Na Justiça, já existem várias decisões nesse sentido. É o caso de Eugênio Araújo Curi, de Barbacena (MG). No ano passado, Curi teve sua única residência penhorada depois que sua ex-empregada doméstica, Neuza Rita Cabral, ganhou na Justiça o direito de receber R$ 17 mil relativos a dívidas trabalhistas do período em que trabalhou para Curi.
Depois de penhorado, o apartamento de Curi foi vendido por cerca de R$ 120 mil, segundo Ítalo Paulucci, advogado que defendeu Cabral. O dinheiro foi dividido entre a ex-empregada, a Previdência Social e a administradora do condomínio, que também eram credores de Curi.
Segundo Paulucci, Curi devia a Cabral pagamento de férias, 13º salário, parcelas do INSS e salários atrasados.
A empregada ainda tentou dois acordos com o ex-patrão, ambos desrespeitados, segundo o advogado.

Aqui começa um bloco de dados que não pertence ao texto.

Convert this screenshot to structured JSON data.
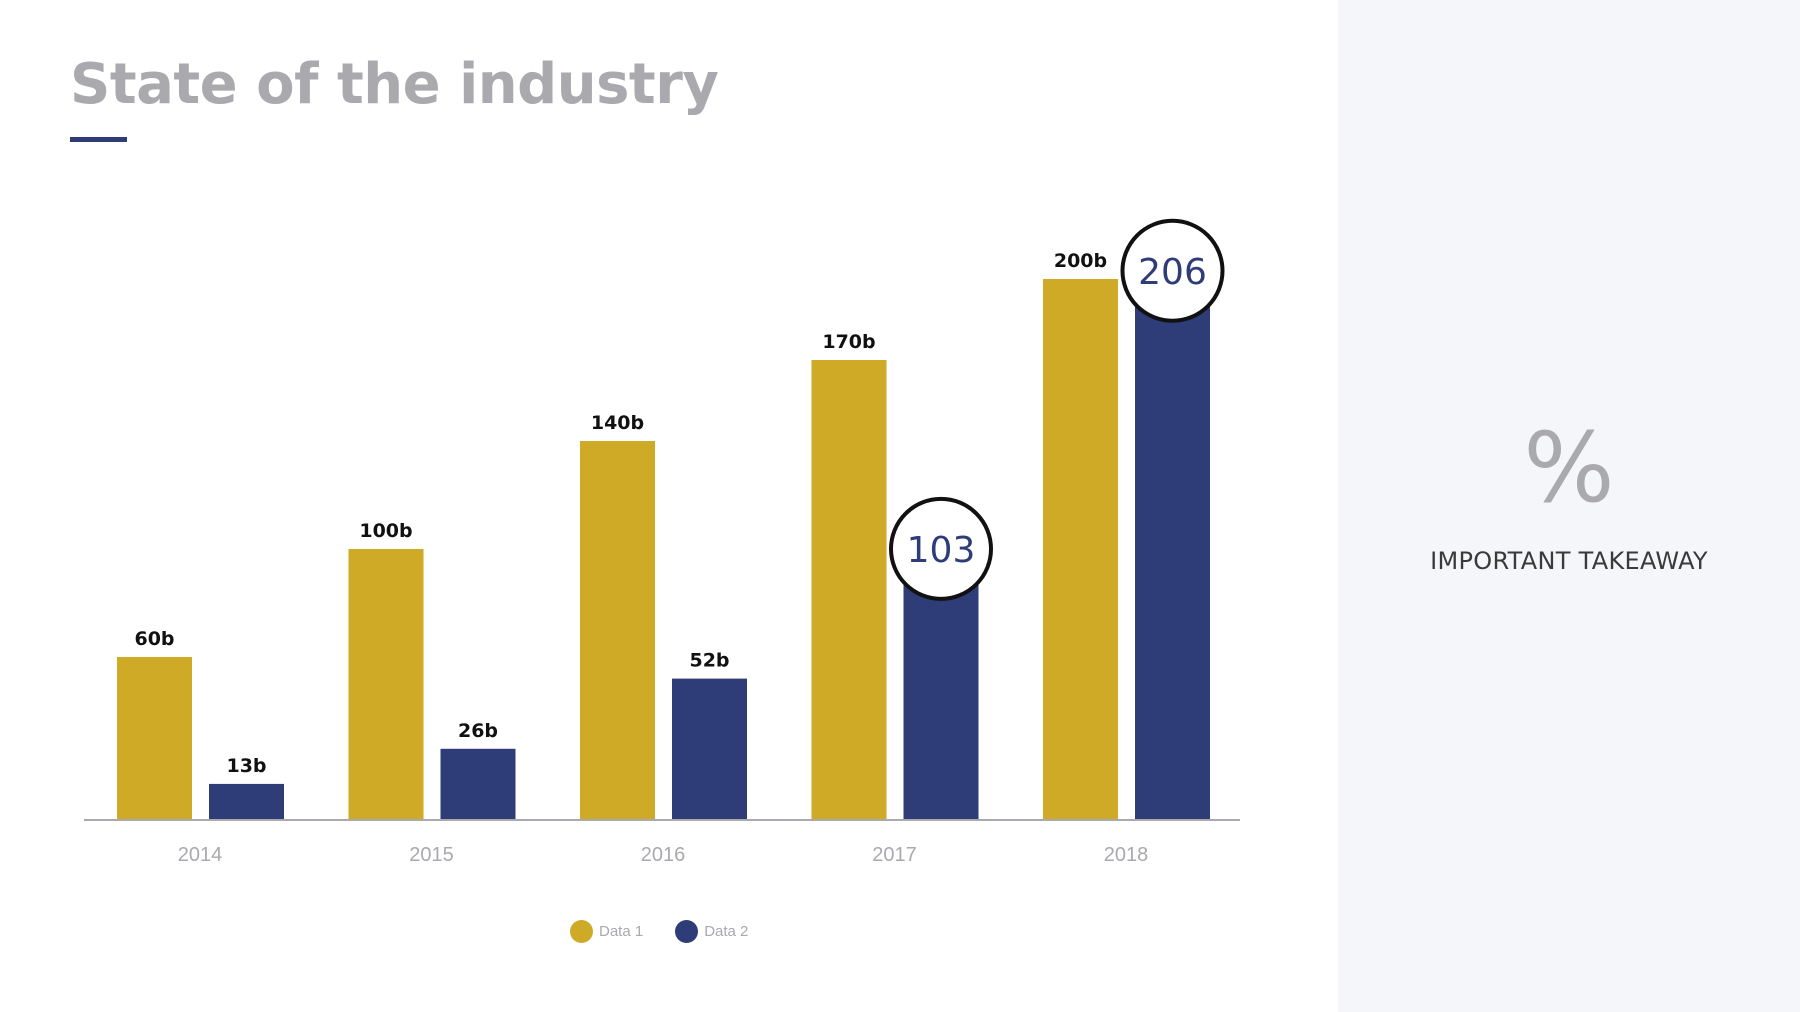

Só então entrou com o pedido de penhora.
Antes da penhora do imóvel, a Justiça tentou, sem sucesso, confiscar débitos na conta bancária de Curi e efetuou rastreio na tentativa de encontrar um automóvel no nome do devedor, esforço também infrutífero.

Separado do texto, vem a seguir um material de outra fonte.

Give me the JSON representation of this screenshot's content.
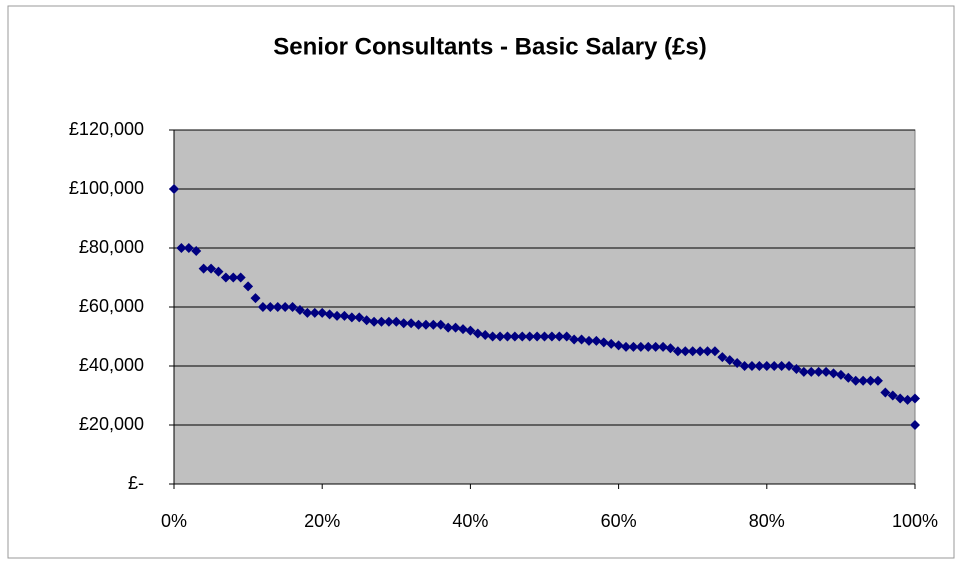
{
  "chart_data": {
    "type": "scatter",
    "title": "Senior Consultants - Basic Salary (£s)",
    "series": [
      {
        "color": "#000080",
        "x": [
          0,
          1,
          2,
          3,
          4,
          5,
          6,
          7,
          8,
          9,
          10,
          11,
          12,
          13,
          14,
          15,
          16,
          17,
          18,
          19,
          20,
          21,
          22,
          23,
          24,
          25,
          26,
          27,
          28,
          29,
          30,
          31,
          32,
          33,
          34,
          35,
          36,
          37,
          38,
          39,
          40,
          41,
          42,
          43,
          44,
          45,
          46,
          47,
          48,
          49,
          50,
          51,
          52,
          53,
          54,
          55,
          56,
          57,
          58,
          59,
          60,
          61,
          62,
          63,
          64,
          65,
          66,
          67,
          68,
          69,
          70,
          71,
          72,
          73,
          74,
          75,
          76,
          77,
          78,
          79,
          80,
          81,
          82,
          83,
          84,
          85,
          86,
          87,
          88,
          89,
          90,
          91,
          92,
          93,
          94,
          95,
          96,
          97,
          98,
          99,
          100,
          100
        ],
        "values": [
          100000,
          80000,
          80000,
          79000,
          73000,
          73000,
          72000,
          70000,
          70000,
          70000,
          67000,
          63000,
          60000,
          60000,
          60000,
          60000,
          60000,
          59000,
          58000,
          58000,
          58000,
          57500,
          57000,
          57000,
          56500,
          56500,
          55500,
          55000,
          55000,
          55000,
          55000,
          54500,
          54500,
          54000,
          54000,
          54000,
          54000,
          53000,
          53000,
          52500,
          52000,
          51000,
          50500,
          50000,
          50000,
          50000,
          50000,
          50000,
          50000,
          50000,
          50000,
          50000,
          50000,
          50000,
          49000,
          49000,
          48500,
          48500,
          48000,
          47500,
          47000,
          46500,
          46500,
          46500,
          46500,
          46500,
          46500,
          46000,
          45000,
          45000,
          45000,
          45000,
          45000,
          45000,
          43000,
          42000,
          41000,
          40000,
          40000,
          40000,
          40000,
          40000,
          40000,
          40000,
          39000,
          38000,
          38000,
          38000,
          38000,
          37500,
          37000,
          36000,
          35000,
          35000,
          35000,
          35000,
          31000,
          30000,
          29000,
          28500,
          29000,
          20000
        ]
      }
    ],
    "xlim": [
      0,
      100
    ],
    "xticks": [
      {
        "value": 0,
        "label": "0%"
      },
      {
        "value": 20,
        "label": "20%"
      },
      {
        "value": 40,
        "label": "40%"
      },
      {
        "value": 60,
        "label": "60%"
      },
      {
        "value": 80,
        "label": "80%"
      },
      {
        "value": 100,
        "label": "100%"
      }
    ],
    "ylim": [
      0,
      120000
    ],
    "yticks": [
      {
        "value": 0,
        "label": "£-"
      },
      {
        "value": 20000,
        "label": "£20,000"
      },
      {
        "value": 40000,
        "label": "£40,000"
      },
      {
        "value": 60000,
        "label": "£60,000"
      },
      {
        "value": 80000,
        "label": "£80,000"
      },
      {
        "value": 100000,
        "label": "£100,000"
      },
      {
        "value": 120000,
        "label": "£120,000"
      }
    ],
    "grid": true,
    "plot_background": "#c0c0c0"
  }
}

Por fim, realizou a execução da penhora do apartamento onde Curi residia, no centro de Barbacena.
Curi ainda tentou recurso na segunda instância, julgado improcedente pela Turma Recursal em Juiz de Fora do Tribunal Regional do Trabalho de Minas Gerais.

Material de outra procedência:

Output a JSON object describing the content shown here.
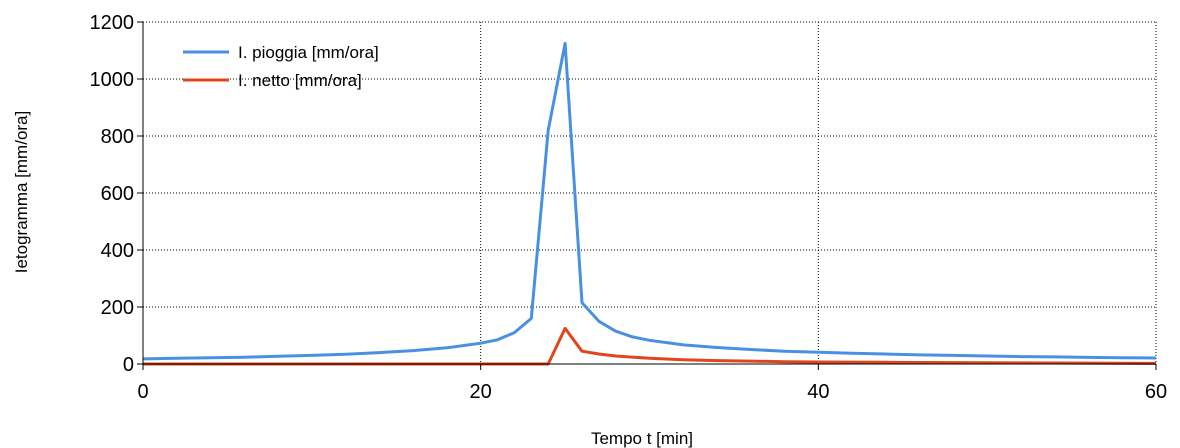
{
  "chart_data": {
    "type": "line",
    "xlabel": "Tempo t [min]",
    "ylabel": "Ietogramma [mm/ora]",
    "xlim": [
      0,
      60
    ],
    "ylim": [
      0,
      1200
    ],
    "xticks": [
      "0",
      "20",
      "40",
      "60"
    ],
    "yticks": [
      "0",
      "200",
      "400",
      "600",
      "800",
      "1000",
      "1200"
    ],
    "grid": true,
    "legend_position": "top-left",
    "series": [
      {
        "name": "I. pioggia [mm/ora]",
        "color": "#4a90e2",
        "x": [
          0,
          2,
          4,
          6,
          8,
          10,
          12,
          14,
          16,
          18,
          19,
          20,
          21,
          22,
          23,
          24,
          25,
          26,
          27,
          28,
          29,
          30,
          32,
          34,
          36,
          38,
          40,
          42,
          44,
          46,
          48,
          50,
          52,
          54,
          56,
          58,
          60
        ],
        "y": [
          18,
          20,
          22,
          24,
          27,
          30,
          34,
          40,
          47,
          57,
          65,
          73,
          85,
          110,
          160,
          820,
          1125,
          215,
          150,
          115,
          95,
          83,
          67,
          58,
          51,
          45,
          41,
          38,
          35,
          32,
          30,
          28,
          26,
          25,
          23,
          22,
          21
        ]
      },
      {
        "name": "I. netto [mm/ora]",
        "color": "#e0451b",
        "x": [
          0,
          24,
          25,
          26,
          27,
          28,
          30,
          32,
          34,
          36,
          38,
          40,
          44,
          48,
          52,
          56,
          60
        ],
        "y": [
          0,
          0,
          125,
          45,
          35,
          28,
          20,
          15,
          12,
          10,
          8,
          7,
          6,
          5,
          4,
          3,
          2
        ]
      }
    ]
  }
}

O processo começou em 2010, mas Cabral conseguiu reaver o que lhe era devido apenas no início deste ano, uma vez que o dinheiro só foi repassado depois de toda a tramitação legal da venda do imóvel.

Sindicato de empregadores quer rever regras da PEC das domésticas
GABRIELA GUERREIRO
Em defesa dos patrões, o Sindicato dos Empregadores Domésticos de São Paulo lançou um abaixo-assinado na internet contra a emenda constitucional que ampliou os direitos dos empregados domésticos.
A entidade reúne assinaturas para pressionar os deputados e senadores a reduzirem os benefícios previstos.
O sindicato quer aproveitar a regulamentação da emenda para mudar regras como a jornada máxima de oito horas e o pagamento de FGTS e auxílio-creche.
"São itens que devem ser revistos para que o Legislativo retire abusos que foram aprovados. Nem os senadores conseguem controlar a jornada de trabalhos dos seus servidores, imagine os chefes de família?", disse a presidente do sindicato, Margareth Galvão.
Até agora, o sindicato conseguiu reunir apenas 291 assinaturas de apoio à petição eletrônica.
O documento serve apenas como forma de pressão aos congressistas, já que projetos de iniciativa popular apresentados ao Legislativo precisam de mais de 1 milhão de assinaturas, no papel.
Galvão admite que o sindicato tem "poucos filiados" diante dos mais de 7 milhões de empregados domésticos do país, mas espera conseguir maior "adesão" dos patrões na "defesa dos seus direitos".
No Congresso, propostas que beneficiam os empregadores ganharam força. A maioria estava parada há mais de quatro anos (veja quadro nesta página).
Uma delas, de autoria do atual ministro da Previdência, Garibaldi Alves, prevê o perdão da dívida do INSS para os que registrarem as domésticas.
O ministério, porém, não tem estimativa do impacto da medida sobre as contas da Previdência.
Relator da comissão que discute a regulamentação da PEC, o senador Romero Jucá (PMDB-RR) vai propor a redução da multa do FGTS de 40% para 5% nas demissões sem justa causa.